Nascemos sob a égide do genocídio. Dos quatro milhões de índios que existiam em 1500, restam hoje cerca de 900 mil, parte deles vivendo em condições miseráveis em assentamentos de beira de estrada ou até mesmo em favelas nas grandes cidades. Avoca-se sempre, como signo da tolerância nacional, a chamada democracia racial brasileira, mito corrente de que não teria havido dizimação, mas assimilação dos autóctones. Esse eufemismo, no entanto, serve apenas para acobertar um fato indiscutível: se nossa população é mestiça, deve-se ao cruzamento de homens europeus com mulheres indígenas ou africanas - ou seja, a assimilação se deu através do estupro das nativas e negras pelos colonizadores brancos.
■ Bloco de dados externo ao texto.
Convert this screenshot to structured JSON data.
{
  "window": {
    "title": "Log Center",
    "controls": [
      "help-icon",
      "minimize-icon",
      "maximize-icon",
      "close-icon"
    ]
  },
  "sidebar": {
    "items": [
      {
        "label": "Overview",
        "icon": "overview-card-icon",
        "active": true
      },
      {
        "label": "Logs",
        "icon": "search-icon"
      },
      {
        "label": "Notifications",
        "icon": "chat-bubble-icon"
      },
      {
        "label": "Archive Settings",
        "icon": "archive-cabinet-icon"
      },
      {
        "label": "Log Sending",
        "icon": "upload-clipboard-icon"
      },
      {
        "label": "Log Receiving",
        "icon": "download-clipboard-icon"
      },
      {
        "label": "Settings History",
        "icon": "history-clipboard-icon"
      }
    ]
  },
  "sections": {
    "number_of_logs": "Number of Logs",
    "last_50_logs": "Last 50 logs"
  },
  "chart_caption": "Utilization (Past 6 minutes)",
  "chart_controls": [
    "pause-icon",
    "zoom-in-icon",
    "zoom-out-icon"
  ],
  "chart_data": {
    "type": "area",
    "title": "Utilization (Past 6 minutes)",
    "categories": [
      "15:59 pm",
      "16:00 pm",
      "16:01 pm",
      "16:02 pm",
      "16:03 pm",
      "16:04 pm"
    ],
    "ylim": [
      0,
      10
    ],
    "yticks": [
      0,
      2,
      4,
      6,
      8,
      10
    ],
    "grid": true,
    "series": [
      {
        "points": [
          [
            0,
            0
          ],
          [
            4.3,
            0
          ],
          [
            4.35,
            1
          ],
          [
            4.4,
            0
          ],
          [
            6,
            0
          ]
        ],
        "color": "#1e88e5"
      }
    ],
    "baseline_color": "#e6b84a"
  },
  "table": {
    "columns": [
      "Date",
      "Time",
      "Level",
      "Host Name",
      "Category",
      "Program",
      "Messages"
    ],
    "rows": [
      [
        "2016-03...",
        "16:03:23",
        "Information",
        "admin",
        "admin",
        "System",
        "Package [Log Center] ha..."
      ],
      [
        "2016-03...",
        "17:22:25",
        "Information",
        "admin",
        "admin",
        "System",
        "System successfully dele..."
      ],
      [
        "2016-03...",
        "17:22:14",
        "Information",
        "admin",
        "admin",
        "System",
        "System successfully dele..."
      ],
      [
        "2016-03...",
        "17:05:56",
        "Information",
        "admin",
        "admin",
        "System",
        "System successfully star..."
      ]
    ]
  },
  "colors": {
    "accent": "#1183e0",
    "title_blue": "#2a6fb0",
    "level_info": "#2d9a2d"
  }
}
Até meados do século XIX, cinco milhões de africanos negros foram aprisionados e levados à força para o Brasil. Quando, em 1888, foi abolida a escravatura, não houve qualquer esforço no sentido de possibilitar condições dignas aos ex-cativos. Assim, até hoje, 125 anos depois, a grande maioria dos afrodescendentes continua confinada à base da pirâmide social: raramente são vistos entre médicos, dentistas, advogados, engenheiros, executivos, artistas plásticos, cineastas, jornalistas, escritores.
Invisível, acuada por baixos salários e destituída das prerrogativas primárias da cidadania --moradia, transporte, lazer, educação e saúde de qualidade--, a maior parte dos brasileiros sempre foi peça descartável na engrenagem que movimenta a economia: 75% de toda a riqueza encontra-se nas mãos de 10% da população branca e apenas 46 mil pessoas possuem metade das terras do país. Historicamente habituados a termos apenas deveres, nunca direitos, sucumbimos numa estranha sensação de não pertencimento: no Brasil, o que é de todos não é de ninguém...
Convivendo com uma terrível sensação de impunidade, já que a cadeia só funciona para quem não tem dinheiro para pagar bons advogados, a intolerância emerge. Aquele que, no desamparo de uma vida à margem, não tem o estatuto de ser humano reconhecido pela sociedade, reage com relação ao outro recusando-lhe também esse estatuto. Como não enxergamos o outro, o outro não nos vê. E assim acumulamos nossos ódios --o semelhante torna-se o inimigo.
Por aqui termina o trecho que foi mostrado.